ADVOCATES: The Electrification Coalition has taken the lead in pointing to flaws in the NRC study: find links at to its press release and fact sheet at http://www.electrificationcoalition.org/news.php . The Washington Post published EC CEO Robbie Diamond's response to its over-the-top editorial; his letter said in part, "the NRC seems to ignore these economies of scale. The NRC has done much important work over the years. In this case, however, its assumptions are badly out of line with industry and government estimates, and its conclusions -- and unfortunately, those of the Post editorial that relied on them -- suffer as well." Its reply at http://www.electrificationcoalition.org/news-response-to-nrc.php says, "The NRC study significantly overestimates current battery costs, placing them out of line with published research by DOE National Laboratories, exhaustive research by auto-industry analysts and current industry experience." It cites conclusions from its own comprehensive "Electrification Roadmap" that, "Based on current and expected industry costs, a PHEV-40 will be cost effective for consu mers in 2015 -- without any government subsidy whatsoever."

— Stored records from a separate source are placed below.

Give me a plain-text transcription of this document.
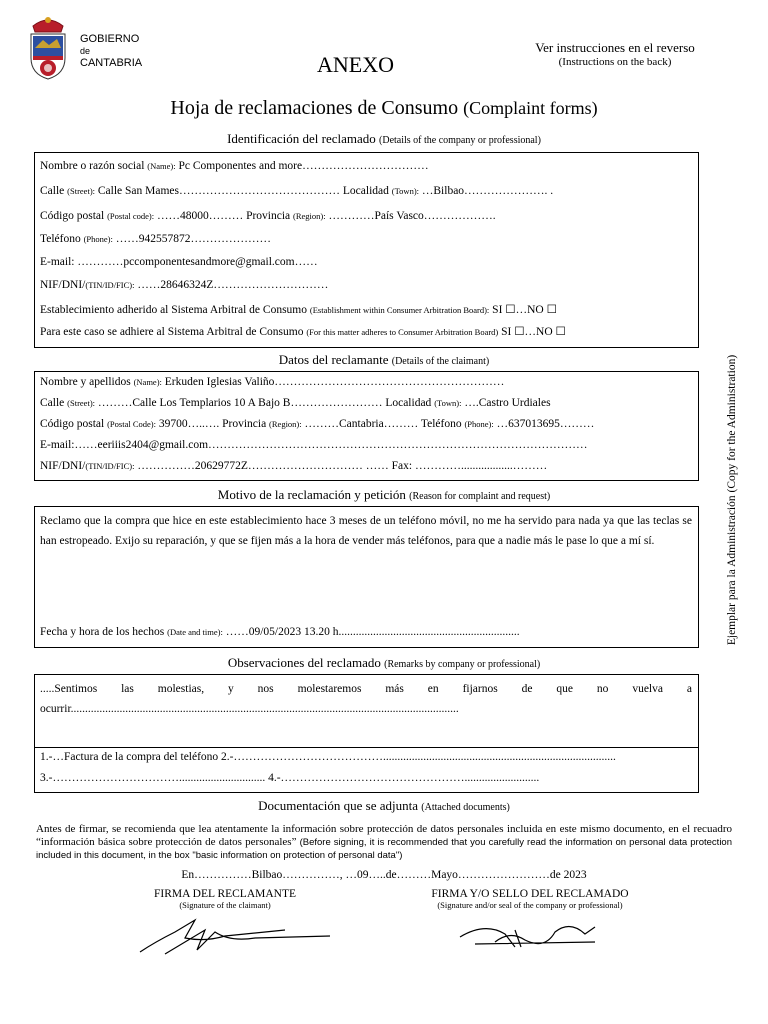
GOBIERNO
de
CANTABRIA	ANEXO
Ver instrucciones en el reverso
(Instructions on the back)
Hoja de reclamaciones de Consumo (Complaint forms)
Identificación del reclamado (Details of the company or professional)
Nombre o razón social (Name): Pc Componentes and more……………………………
Calle (Street): Calle San Mames…………………………………… Localidad (Town): …Bilbao…………………. .
Código postal (Postal code): ……48000……… Provincia (Region): …………País Vasco……………….
Teléfono (Phone): ……942557872…………………
E-mail: …………pccomponentesandmore@gmail.com……
NIF/DNI/(TIN/ID/FIC): ……28646324Z…………………………
Establecimiento adherido al Sistema Arbitral de Consumo (Establishment within Consumer Arbitration Board): SI ☐…NO ☐
Para este caso se adhiere al Sistema Arbitral de Consumo (For this matter adheres to Consumer Arbitration Board) SI ☐…NO ☐
Datos del reclamante (Details of the claimant)
Nombre y apellidos (Name): Erkuden Iglesias Valiño……………………………………………………
Calle (Street): ………Calle Los Templarios 10 A Bajo B…………………… Localidad (Town): ….Castro Urdiales
Código postal (Postal Code): 39700…..…. Provincia (Region): ………Cantabria……… Teléfono (Phone): …637013695………
E-mail:……eeriiis2404@gmail.com………………………………………………………………………………………
NIF/DNI/(TIN/ID/FIC): ……………20629772Z………………………… …… Fax: …………..................………
Motivo de la reclamación y petición (Reason for complaint and request)
Reclamo que la compra que hice en este establecimiento hace 3 meses de un teléfono móvil, no me ha servido para nada ya que las teclas se han estropeado. Exijo su reparación, y que se fijen más a la hora de vender más teléfonos, para que a nadie más le pase lo que a mí sí.
Fecha y hora de los hechos (Date and time): ……09/05/2023 13.20 h...............................................................
Observaciones del reclamado (Remarks by company or professional)
.....Sentimos las molestias, y nos molestaremos más en fijarnos de que no vuelva a ocurrir.......................................................................................................................................
1.-…Factura de la compra del teléfono 2.-………………………………….................................................................................
3.-…………………………….............................. 4.-…………………………………………..........................
Documentación que se adjunta (Attached documents)
Antes de firmar, se recomienda que lea atentamente la información sobre protección de datos personales incluida en este mismo documento, en el recuadro “información básica sobre protección de datos personales” (Before signing, it is recommended that you carefully read the information on personal data protection included in this document, in the box "basic information on protection of personal data")
En……………Bilbao……………, …09…..de………Mayo……………………de 2023
FIRMA DEL RECLAMANTE
(Signature of the claimant)
FIRMA Y/O SELLO DEL RECLAMADO
(Signature and/or seal of the company or professional)
Ejemplar para la Administración (Copy for the Administration)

WHERE DOES THIS LEAVE DOE, WHICH COMMISSIONED THE NRC STUDY? The Department of Energy has much data internally and from its national labs that conflicts with this report. But it has not reacted publicly even as the report's consequences circulate mostly unchallenged in the media and in Congress. Outside parties can help DOE validate its commitment to electrification and continue to sponsor research grants, loan guarantees, ARPA-E, and the US-China EV Initiative. With more data on the jobs and environmental impacts, DOE can catalyze volume purchases of both new vehicles and conversions of much of its existing military, civilian, and postal service fleet. These programs will in turn accelerate technology development and volume production -- leading to further cost reductions for batteries and other components.
WAITING IN THE WINGS: We're hoping that battery manufacturers -- the key primary source -- will weigh in over the next few weeks, along with automakers other than GM and Nissan. While citing their confidence that costs are declining, that batteries are lasting longer than ever, and that carmakers can draw down more than the 50% of the available energy used by GM's Volt, these companies have volunteered little data, though some have said privately that they are willing to respond if asked.
MOMENT OF OPPORTUNITY FOR THE BATTERY COMPANIES: our fond hope zeroes in on the very first session of the Electric Drive Transportation Association Conference in Washington. It's aptly named, "Batteries for Electric Drive Vehicles: Manufacturing Challenges and Opportunities" http://www.electricdrive.org/index.php?ht=d/sp/i/13921/pid/13921 . We urge the CEOs, founders and top executives from leading suppliers Johnson Controls-Saft Advanced Power Solutions A123 Systems, Ener1, Inc. Electrovaya, and Compact Power each to take five minutes to compare the NRC's outlook to the mid-term prospects for their batteries' performance and cost in mass production.If they do, they'll help ensure the expansion of their entire industry. They'll earn the thanks of all those working to accelerate the electrification of transportation. And you'll hear about it from us!